DL1 is a heavy handed railroad. It lightens up progressivley until the railroad disappears half-way through the series.

They were feeling their way. To dismiss all 12 modules because of the first few, or worse, one DM you had 20 years ago, is naught but uninformed opinion.
 

Signs the Adventure You're Writing Might End Up in this Thread:

1. It's based entirely around some metaplot/storyline event to your world, where there is only one real way for things to unfold, especially if it lets major NPC's do all the important stuff while the PC's are just spectators.

2. You think something "silly" or "wacky" is nice for a change of pace or you are writing a comedy or parody module in anotherwise serious game.

3. The railroading is so heavy that PC's have no choice but to follow one very linear path, with a total inabilty to make any actual choices, or even worse, be immediately punished if they even try to deviate from the predetermined path.

4. The adventure is out-of-genre with the source material. This includes robots and rayguns in a normal fantasy setting, or being very unfaithful to the novels or other original material for your setting.

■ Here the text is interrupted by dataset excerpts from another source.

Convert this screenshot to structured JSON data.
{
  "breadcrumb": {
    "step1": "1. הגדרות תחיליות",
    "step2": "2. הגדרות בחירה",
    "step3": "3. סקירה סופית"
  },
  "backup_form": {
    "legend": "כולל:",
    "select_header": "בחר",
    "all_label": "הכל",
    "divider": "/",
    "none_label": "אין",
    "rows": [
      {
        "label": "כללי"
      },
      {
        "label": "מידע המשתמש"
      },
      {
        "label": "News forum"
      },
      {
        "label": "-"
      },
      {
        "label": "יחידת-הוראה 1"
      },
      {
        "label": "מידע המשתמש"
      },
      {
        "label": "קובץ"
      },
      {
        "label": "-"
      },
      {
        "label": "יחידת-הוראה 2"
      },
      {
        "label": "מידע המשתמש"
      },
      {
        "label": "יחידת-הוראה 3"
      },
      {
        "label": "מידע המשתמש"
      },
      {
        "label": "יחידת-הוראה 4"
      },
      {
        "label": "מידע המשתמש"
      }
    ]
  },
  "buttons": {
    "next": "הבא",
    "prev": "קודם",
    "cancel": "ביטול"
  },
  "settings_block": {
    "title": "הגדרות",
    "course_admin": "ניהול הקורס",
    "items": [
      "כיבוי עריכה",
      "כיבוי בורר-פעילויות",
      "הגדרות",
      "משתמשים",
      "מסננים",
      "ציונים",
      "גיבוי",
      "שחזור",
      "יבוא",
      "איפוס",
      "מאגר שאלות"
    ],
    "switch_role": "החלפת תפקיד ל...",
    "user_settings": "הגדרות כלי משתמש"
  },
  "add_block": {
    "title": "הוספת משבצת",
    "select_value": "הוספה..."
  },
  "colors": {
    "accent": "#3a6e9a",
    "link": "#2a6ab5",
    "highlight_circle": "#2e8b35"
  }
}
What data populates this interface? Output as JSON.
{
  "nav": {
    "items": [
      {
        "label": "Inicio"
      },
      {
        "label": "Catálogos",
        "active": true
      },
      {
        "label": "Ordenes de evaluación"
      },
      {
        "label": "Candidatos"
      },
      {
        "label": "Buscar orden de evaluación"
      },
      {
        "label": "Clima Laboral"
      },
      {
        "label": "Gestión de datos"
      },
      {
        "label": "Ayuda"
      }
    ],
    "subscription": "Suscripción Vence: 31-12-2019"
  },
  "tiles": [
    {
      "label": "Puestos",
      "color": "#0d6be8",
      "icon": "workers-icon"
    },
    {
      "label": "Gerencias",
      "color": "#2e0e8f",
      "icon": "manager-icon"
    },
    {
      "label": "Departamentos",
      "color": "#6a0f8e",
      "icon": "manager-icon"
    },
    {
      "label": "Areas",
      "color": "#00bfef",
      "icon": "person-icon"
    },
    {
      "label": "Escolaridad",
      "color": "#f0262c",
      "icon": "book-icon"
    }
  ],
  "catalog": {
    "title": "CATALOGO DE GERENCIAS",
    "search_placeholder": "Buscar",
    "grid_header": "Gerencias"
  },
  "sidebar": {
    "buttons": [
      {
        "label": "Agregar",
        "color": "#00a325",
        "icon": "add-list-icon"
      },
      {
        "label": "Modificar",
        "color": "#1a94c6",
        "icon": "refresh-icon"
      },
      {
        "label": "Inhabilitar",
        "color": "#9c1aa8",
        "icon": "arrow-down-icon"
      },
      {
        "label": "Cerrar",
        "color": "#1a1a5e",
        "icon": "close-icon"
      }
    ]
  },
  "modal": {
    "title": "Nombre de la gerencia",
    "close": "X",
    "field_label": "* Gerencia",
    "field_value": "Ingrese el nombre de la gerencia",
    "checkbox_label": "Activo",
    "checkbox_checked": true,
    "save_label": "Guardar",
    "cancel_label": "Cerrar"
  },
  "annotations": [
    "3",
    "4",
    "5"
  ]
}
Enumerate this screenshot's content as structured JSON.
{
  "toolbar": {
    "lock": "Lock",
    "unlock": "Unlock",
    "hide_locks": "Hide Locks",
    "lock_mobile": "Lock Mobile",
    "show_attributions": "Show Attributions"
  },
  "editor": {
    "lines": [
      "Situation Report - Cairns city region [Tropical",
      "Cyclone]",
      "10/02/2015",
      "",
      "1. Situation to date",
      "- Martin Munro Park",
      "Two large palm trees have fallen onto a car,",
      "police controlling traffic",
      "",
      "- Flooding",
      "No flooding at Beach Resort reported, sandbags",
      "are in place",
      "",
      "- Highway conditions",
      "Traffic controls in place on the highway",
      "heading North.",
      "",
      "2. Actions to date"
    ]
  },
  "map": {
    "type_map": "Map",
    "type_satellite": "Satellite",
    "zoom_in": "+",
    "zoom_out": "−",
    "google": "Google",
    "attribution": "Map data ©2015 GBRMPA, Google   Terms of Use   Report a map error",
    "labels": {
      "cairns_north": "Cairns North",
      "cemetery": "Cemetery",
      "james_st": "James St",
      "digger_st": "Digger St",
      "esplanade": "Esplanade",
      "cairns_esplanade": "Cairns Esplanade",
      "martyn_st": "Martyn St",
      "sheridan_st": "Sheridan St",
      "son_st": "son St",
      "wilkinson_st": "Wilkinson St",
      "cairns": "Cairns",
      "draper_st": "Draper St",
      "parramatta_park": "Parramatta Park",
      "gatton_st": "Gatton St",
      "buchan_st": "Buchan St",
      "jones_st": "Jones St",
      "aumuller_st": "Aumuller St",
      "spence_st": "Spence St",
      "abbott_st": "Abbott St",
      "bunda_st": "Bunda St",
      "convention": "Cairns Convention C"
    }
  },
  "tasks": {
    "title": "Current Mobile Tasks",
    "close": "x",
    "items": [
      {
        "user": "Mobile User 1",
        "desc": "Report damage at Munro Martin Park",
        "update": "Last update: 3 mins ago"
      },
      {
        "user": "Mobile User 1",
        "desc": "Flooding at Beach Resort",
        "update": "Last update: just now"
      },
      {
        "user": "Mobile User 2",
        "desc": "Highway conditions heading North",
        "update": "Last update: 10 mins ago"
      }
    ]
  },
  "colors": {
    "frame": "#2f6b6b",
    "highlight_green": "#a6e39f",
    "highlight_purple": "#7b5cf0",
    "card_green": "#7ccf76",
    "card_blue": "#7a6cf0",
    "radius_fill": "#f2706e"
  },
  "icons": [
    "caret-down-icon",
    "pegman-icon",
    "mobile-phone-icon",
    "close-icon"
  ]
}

5. You directly interfere with the players ability to play their characters. Starting out an adventure by crippling, aging, or debilitating them, and making them play through the entire module to undo whatver horrible bad thing happened to them at first just to get back to normal.

6. A super-powerful NPC acts as a Deus Ex Machina, completely obliviating any need for the PC's, or just as bad, is blatantly there and refuses to help the PC's for no apparent reason than to be an adventure hook (he could solve the entire adventure with one spell, or a trifling amount of work, but instead puts you through life & limb challenges for only the metagame reason that otherwise there would be no adventure).

7. Your adventure is blatantly written to be just product placement for your tie-in merchandising, and is meant to be unrunnable without them.

8. One Huge Spoiler could ruin the whole adventure, and it's on the very cover of the product or in the very name of it.

9. It introduces a new monster, that breaks all the existing rules of the setting, especially if it isn't completely described or even statted up.

10. Anybody want to finish off a Top 10 List?